If S is the subspace of R^3 containing only the zero vector, what is S perp ? If S is spanned by ( 1 , 1, 1), what is S perp? If S is spanned by ( 2, 0, 0) and ( 0, 0, 3), what is S perp?
To find the orthogonal complement (S⊥) of a subspace S, we need to find all vectors that are orthogonal (perpendicular) to every vector in S.
1. If S is the subspace of R^3 containing only the zero vector, then S⊥ is the entire space R^3. This is because every vector in R^3 is orthogonal to the zero vector.
2. If S is spanned by the vector (1, 1, 1), then S⊥ is the subspace of R^3 containing vectors perpendicular to (1, 1, 1). To determine these vectors, we can find the null space of the matrix A, where A is the row vector [1, 1, 1]:
A = [1, 1, 1]
By solving the equation A * x = 0, we get:
[1, 1, 1] * [x1, x2, x3]^T = 0
x1 + x2 + x3 = 0
Here, x1, x2, and x3 can be any real numbers as long as they satisfy the equation. Thus, the orthogonal complement S⊥ is the subspace of R^3 containing all vectors of the form [x, y, -x-y], where x and y can be any real numbers.

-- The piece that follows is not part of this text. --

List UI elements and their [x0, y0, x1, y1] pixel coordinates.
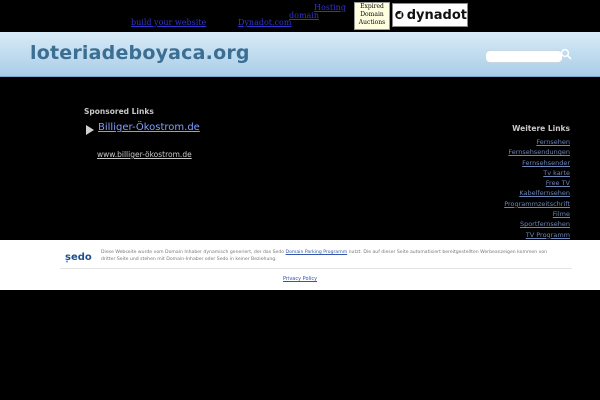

3. If S is spanned by the vectors (2, 0, 0) and (0, 0, 3), then S⊥ is the subspace of R^3 containing vectors perpendicular to both (2, 0, 0) and (0, 0, 3). To find these vectors, we can find the null space of the matrix A, where A is the matrix whose rows are the vectors (2, 0, 0) and (0, 0, 3):
A = [2, 0, 0]
[0, 0, 3]
By solving the equation A * x = 0, we get:
[2, 0, 0] * [x1, x2, x3]^T = 0
[0, 0, 3] * [x1, x2, x3]^T = 0
2x1 = 0 ---> x1 = 0
3x3 = 0 ---> x3 = 0
Here, x1 and x3 can be any real numbers as long as they satisfy the equations. We don't have any restrictions on x2. Thus, the orthogonal complement S⊥ is the subspace of R^3 containing all vectors of the form [0, x2, 0], where x2 can be any real number.
To find the orthogonal complement (S⊥) of a subspace S, we need to determine all vectors that are orthogonal (perpendicular) to all vectors in S. In other words, S⊥ consists of all vectors that are perpendicular to every vector in S.
1. If S is the subspace of ℝ³ containing only the zero vector, then S is the trivial subspace {0}. The orthogonal complement of the zero vector is the entire space ℝ³ since every vector in ℝ³ is orthogonal to the zero vector.
Therefore, S⊥ = ℝ³.
2. If S is spanned by (1, 1, 1), then S consists of all scalar multiples of (1, 1, 1). To find S⊥, we need to find a vector that is orthogonal to (1, 1, 1).
Let's call a vector in S⊥ as (a, b, c). For it to be orthogonal to (1, 1, 1), their dot product should be zero:
(1, 1, 1) ⋅ (a, b, c) = a + b + c = 0
We have one equation and three unknowns, which implies there are infinitely many vectors in S⊥. One possible solution is to set b = a and c = -2a, where a is any real number.
Therefore, S⊥ is spanned by (-1, -1, 2). In other words, S⊥ = span{(-1, -1, 2)}.
3. If S is spanned by (2, 0, 0) and (0, 0, 3), then S consists of all linear combinations of these vectors. To find S⊥, we need to determine a vector that is orthogonal to both (2, 0, 0) and (0, 0, 3).
Let's call a vector in S⊥ as (a, b, c). For it to be orthogonal to both (2, 0, 0) and (0, 0, 3), their dot products should be zero:
(2, 0, 0) ⋅ (a, b, c) = 2a = 0
(0, 0, 3) ⋅ (a, b, c) = 3c = 0
From the first equation, a must be zero, and from the second equation, c must be zero. Setting a = c = 0, we are left with b as a free variable.
Therefore, S⊥ is spanned by (0, 1, 0). In other words, S⊥ = span{(0, 1, 0)}.